In a very different vein pollster Guy Molyneux’s “Mapping the White Working Class” divides white working-class voters into self-identified “conservatives,” “liberals” and “moderates” based on focus groups he conducted in Alabama, Pennsylvania, Tennessee, and Wisconsin. What he calls “moderates” is, I suspect, a mistaken moniker for a group who are simply not conventional conservatives or liberals but have a varying mix of views that do not align with these mainstream – and therefore, educated middle-class – political labels. But Molyneux thinks these “moderates” constitute about 35% of working-class whites and that they might support progressive Democrats with a strong economic justice message. Molyneux doesn’t pay explicit attention to class cultures, but he rings an important cultural bell in his concluding paragraphs:
Many working-class voters (and others) worry that public schools focus exclusively on preparing students for college, while neglecting the equally important task of preparing non-college-bound students for successful transitions into the workforce. . . . . A set of policies aimed at non-college youth would not just meet an important economic need for working-class families, it would also make an important moral statement that these young Americans matter and have contributions to make.

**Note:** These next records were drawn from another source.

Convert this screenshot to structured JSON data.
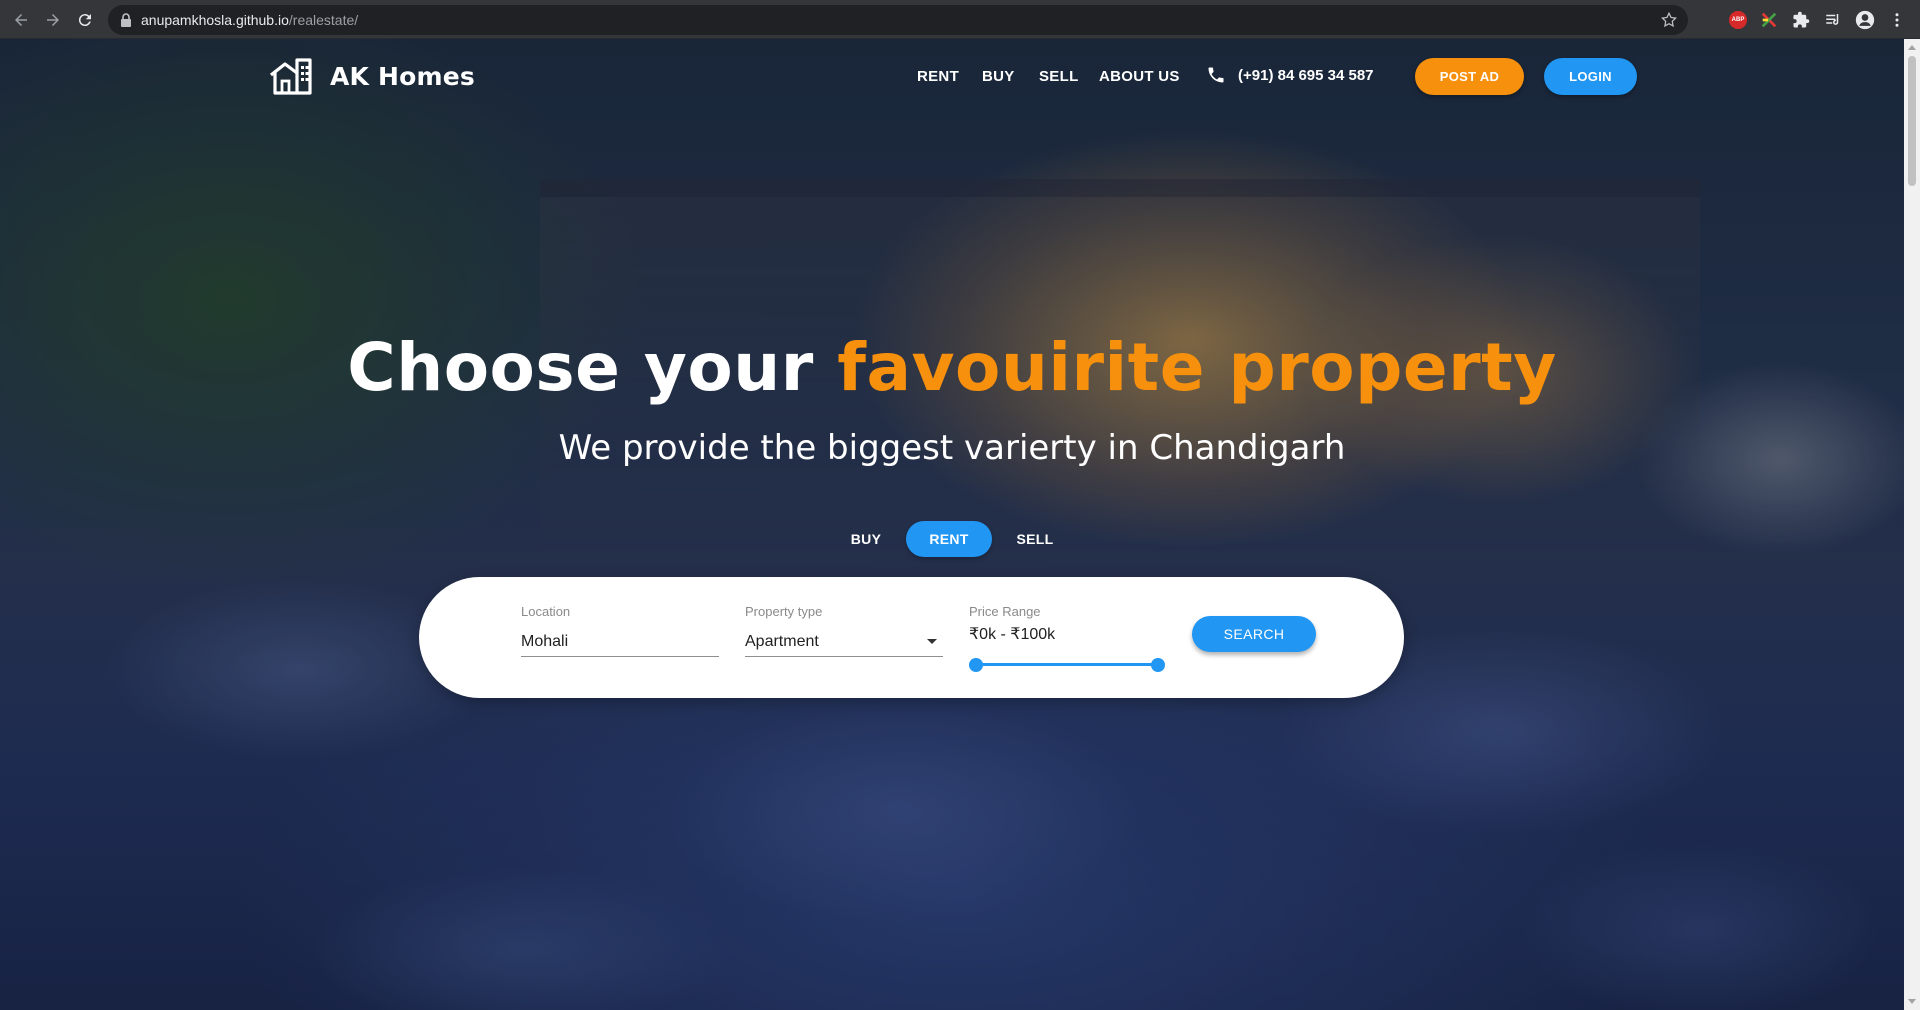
{
  "browser": {
    "url_host": "anupamkhosla.github.io",
    "url_path": "/realestate/",
    "extensions": [
      "abp-icon",
      "color-picker-icon",
      "puzzle-icon",
      "reading-list-icon",
      "profile-icon",
      "menu-icon"
    ],
    "abp_label": "ABP"
  },
  "site": {
    "brand": "AK Homes",
    "nav": [
      "RENT",
      "BUY",
      "SELL",
      "ABOUT US"
    ],
    "phone": "(+91) 84 695 34 587",
    "post_ad": "POST AD",
    "login": "LOGIN"
  },
  "hero": {
    "title_plain": "Choose your ",
    "title_accent": "favouirite property",
    "subtitle": "We provide the biggest varierty in Chandigarh"
  },
  "tabs": [
    {
      "label": "BUY",
      "active": false
    },
    {
      "label": "RENT",
      "active": true
    },
    {
      "label": "SELL",
      "active": false
    }
  ],
  "search": {
    "location_label": "Location",
    "location_value": "Mohali",
    "type_label": "Property type",
    "type_value": "Apartment",
    "price_label": "Price Range",
    "price_value": "₹0k - ₹100k",
    "price_range_fraction": [
      0,
      1
    ],
    "button": "SEARCH"
  },
  "colors": {
    "accent_orange": "#f7900d",
    "primary_blue": "#2196f3"
  }
}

In addition to these insightful analytic frameworks, there has been a lot of very good reporting on white workers in specific Rust Belt locations. A lot of it is focused on 2008-2012 Obama voters who voted for Trump in 2016, but the best of it presents a wide range of voices with various views, many of which do not fit into tidy political categories. Of these, I’d recommend Alec MacGillis at ProPublica and The Atlantic and especially Van Jones’s Messy Truth episodes on CNN.
Jones’s interviewing style is particularly revealing, I think, as he does not hesitate to disagree and argue with Trump supporters as he presents himself as a progressive Democrat who has concluded he must live in a bubble because he cannot imagine why anybody would vote for Trump for anything approaching an honorable reason. Though predictably TV-edited for conflict and drama, this frank I-am-who-I-am style seems to win a steadily deepening respect from the people he’s talking with, while at the same time eliciting second- and third-order thoughts that reveal complicated, sometimes contradictory, thinking both within an individual and across the small group of individuals gathered for the purpose. There are no great revelations, but I found this exercise in how richly messy people are, including Jones himself, to be nearly therapeutic. Jones is black, which adds a special resonance and poignancy to his dialogues, but he’s also an elite middle-class professional who is vulnerably feeling his way outside his class bubble.
One important insight from this early round of Trump-shock commentary and reporting is that the white working class is a very large, diverse, and complicated group – one with people whose thinking is much more complicated than we educated folk tend to imagine. Some of them live in bubbles, too, and some of those bubbles are impenetrable. But just as many live a complicated rage that is open to conflicting and contradictory directions. Listening to and understanding that rage and arguing for a cogent progressive direction for it will take work of many different kinds. It will help a lot if we middle-class progressives begin with a heavy dose of humility and reflect on how our class position and experience, indeed our college educations, tend to make us unaware and dismissive of other ways of seeing and being in the world.